With many of the systems available, simulated treatment planning can be visualized with a digital set-up that provides information about the potential detrimental effects on the radial fit of the teeth. Additionally, it allows patients to see how their teeth might look with three incisors (Figure 13). This improves the informed consent process when a lower incisor is selected as the extraction of choice.
One of the potential issues with aligner-based treatments in extraction cases is that they provide adequate crown control, but frequently less root control, which can lead to tipping of teeth. If adjacent incisor teeth are tipped substantially into a lower incisor space, this can magnify the potential for an unsightly black triangle at the gingival margin. Using appropriate long vertical attachments to provide root uprighting during space closure can minimize, but often not completely remedy this. This is more likely to occur in patients with long clinical crowns, reduced periodontal support and triangular-shaped teeth.
Diagnostic set-up
There are a number of potential pitfalls for extracting a lower incisor that are noted in part two of this series. As such, it is very helpful for a clinician to visualize the three-dimensional effect of extracting a lower incisor on the occlusion and aesthetics. This also allows the clinician to plan appropriate methods for improving the radial fit and aesthetics. From a patient's perspective, being able to visualize how the centreline will look with three incisors and what the final fit of the teeth could look like, is important for informed consent, particularly if it results in a compromised end result.

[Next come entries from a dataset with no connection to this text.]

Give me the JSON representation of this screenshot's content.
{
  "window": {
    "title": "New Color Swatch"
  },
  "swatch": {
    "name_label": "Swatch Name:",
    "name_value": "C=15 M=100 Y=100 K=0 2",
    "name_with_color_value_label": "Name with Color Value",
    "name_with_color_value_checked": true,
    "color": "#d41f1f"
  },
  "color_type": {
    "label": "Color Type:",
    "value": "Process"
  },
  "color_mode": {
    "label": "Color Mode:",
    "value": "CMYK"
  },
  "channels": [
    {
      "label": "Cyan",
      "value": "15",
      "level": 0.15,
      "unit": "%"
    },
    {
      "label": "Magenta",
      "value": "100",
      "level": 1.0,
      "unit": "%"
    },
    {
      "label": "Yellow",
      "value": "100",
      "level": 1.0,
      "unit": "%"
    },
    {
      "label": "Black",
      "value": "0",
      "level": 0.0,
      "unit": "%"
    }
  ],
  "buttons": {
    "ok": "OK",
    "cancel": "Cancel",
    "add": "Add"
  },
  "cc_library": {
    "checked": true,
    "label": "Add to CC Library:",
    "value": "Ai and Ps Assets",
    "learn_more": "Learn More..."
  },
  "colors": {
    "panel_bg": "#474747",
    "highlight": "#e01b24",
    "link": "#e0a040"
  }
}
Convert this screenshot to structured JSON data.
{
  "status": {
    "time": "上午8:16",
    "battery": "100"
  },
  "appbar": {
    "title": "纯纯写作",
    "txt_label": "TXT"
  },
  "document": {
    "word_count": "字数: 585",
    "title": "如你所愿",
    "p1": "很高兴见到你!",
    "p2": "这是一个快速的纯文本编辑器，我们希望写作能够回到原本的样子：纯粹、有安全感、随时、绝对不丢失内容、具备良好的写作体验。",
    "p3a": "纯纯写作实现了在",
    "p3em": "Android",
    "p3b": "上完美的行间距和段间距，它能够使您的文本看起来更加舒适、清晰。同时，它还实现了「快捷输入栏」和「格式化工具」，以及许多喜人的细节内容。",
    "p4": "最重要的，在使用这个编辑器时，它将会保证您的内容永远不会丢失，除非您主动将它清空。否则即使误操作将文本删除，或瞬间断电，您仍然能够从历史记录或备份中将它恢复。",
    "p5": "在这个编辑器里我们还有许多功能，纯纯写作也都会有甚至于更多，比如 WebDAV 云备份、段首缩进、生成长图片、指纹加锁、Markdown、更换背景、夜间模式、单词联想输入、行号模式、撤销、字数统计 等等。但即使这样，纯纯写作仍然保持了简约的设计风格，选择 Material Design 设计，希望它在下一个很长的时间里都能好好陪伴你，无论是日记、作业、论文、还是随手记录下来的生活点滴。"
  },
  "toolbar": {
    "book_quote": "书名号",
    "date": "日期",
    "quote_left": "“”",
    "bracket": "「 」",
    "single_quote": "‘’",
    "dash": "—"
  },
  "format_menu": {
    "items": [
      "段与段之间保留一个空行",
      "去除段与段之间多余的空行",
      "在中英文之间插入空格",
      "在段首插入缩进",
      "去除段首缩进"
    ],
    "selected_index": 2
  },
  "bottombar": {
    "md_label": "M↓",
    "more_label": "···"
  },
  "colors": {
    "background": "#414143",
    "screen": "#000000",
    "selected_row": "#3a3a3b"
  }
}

Plaster models can be duplicated and teeth repositioned into a diagnostic ‘Kesling’ set-up (Figure 14). This process can be time consuming and requires laboratory input. With many practices now routinely using digital scanners for image capture, rather than impressions, most systems have software that allow for removal and alignment of teeth, as well as colour rendering, making the potential plan more realistic for the patient to view. Kockich and Shapiro9 highlighted the importance of this by using diagnostic wax-ups and a Bolton analysis to preview potential changes, but to also decide on how much interdental stripping was required.
When using aligner-based treatments, most systems have integral software allowing the clinician to prescribe an extraction and view potential finishing positions (Figure 15). Patients should be advised, however, that this is only a guide to the final position, and certain important aesthetic considerations, such as black triangles, are unlikely to be accurately visualized in the finished digital view.
Summary
Case selection, choice of lower incisor, space requirements and the optimum final radial fit all have an influence on considering whether a lower incisor should be extracted. In part two of this series, the problems caused when managing orthodontic cases with three lower incisors along with some practical solutions are discussed.